“The situation in Sudan has become fatal for an alarmingly large number of children, as was predicted and feared. 190 children have been killed between the beginning of the fighting and April 25, 2023, according to reports that UNICEF has received. Due to the intensity of the violence, we are unable to confirm estimates, but these reports indicate that another 1700 people have been injured.
“That is, we have reports that, during the first 11 days of fighting, seven children have been killed or injured on average every hour. Seven youngsters. Consistently.
“It is essential to take note of that these reports of youngsters killed or harmed are just the people who had contact with a clinical office. Therefore, as always, the reality is likely to be significantly worse.
“Despite the fact that we have data from the conflict hotspots of Khartoum and the Darfurs, we do not have case-by-case information on each child.

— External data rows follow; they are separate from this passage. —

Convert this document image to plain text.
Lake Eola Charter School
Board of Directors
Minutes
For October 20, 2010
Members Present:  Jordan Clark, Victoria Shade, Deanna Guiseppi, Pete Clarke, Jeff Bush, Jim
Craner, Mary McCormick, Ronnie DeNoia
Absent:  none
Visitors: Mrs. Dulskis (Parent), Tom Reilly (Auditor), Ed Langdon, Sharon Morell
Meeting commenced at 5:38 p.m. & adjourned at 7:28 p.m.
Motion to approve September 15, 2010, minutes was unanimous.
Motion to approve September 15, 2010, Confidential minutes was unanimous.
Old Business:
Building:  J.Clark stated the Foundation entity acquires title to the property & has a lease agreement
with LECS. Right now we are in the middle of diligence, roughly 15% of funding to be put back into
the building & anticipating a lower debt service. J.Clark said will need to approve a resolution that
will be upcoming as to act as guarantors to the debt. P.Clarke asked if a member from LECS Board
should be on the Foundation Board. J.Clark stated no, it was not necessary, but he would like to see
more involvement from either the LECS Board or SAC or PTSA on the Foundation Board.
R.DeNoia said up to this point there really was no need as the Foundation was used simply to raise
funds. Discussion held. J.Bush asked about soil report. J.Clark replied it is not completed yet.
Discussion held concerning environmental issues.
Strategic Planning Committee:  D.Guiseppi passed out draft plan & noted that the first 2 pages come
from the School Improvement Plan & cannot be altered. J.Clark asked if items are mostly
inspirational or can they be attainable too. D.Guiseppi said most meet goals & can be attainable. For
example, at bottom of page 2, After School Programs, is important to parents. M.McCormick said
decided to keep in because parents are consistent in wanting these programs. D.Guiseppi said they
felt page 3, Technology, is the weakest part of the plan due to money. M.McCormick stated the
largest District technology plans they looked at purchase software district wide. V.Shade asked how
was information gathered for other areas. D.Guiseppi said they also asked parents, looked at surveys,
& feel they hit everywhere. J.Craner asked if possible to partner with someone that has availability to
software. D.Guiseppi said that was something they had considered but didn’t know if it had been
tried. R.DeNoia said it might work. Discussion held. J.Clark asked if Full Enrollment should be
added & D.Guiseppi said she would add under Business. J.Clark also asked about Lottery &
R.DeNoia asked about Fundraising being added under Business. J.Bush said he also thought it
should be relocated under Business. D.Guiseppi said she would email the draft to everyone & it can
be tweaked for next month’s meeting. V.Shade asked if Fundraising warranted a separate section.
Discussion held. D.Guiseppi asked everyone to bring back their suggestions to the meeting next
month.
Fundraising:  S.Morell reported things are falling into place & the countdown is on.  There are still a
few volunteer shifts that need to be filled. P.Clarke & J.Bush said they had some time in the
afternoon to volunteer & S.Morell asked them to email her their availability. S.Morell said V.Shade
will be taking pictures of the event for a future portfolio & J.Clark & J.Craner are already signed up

“Children have been living in terrifying violence for three weeks in Sudan, despite the fact that these reports only cover the first 11 days of the conflict. Homes, schools, and hospitals—places where they absolutely need to be safe—have consistently experienced attacks and continue to do so. UNICEF and its partners have repeatedly urged parties to the conflict to put an end to all attacks on children’s health centers, schools, and water and sanitation systems. The attacks continue repeatedly.
“Attacks on humanitarian workers have also occurred, as have looting or destruction of humanitarian facilities, vehicles, and supplies, including UNICEF’s. Our ability to provide children across the nation with life-saving health, nutrition, and water and sanitation services is undermined by all of these attacks. We reiterate, along with many others, the significance of all conflicting parties adhering to international law: to carry out their responsibilities to safeguard children and to ensure that humanitarian organizations can safely support needy civilians on the ground.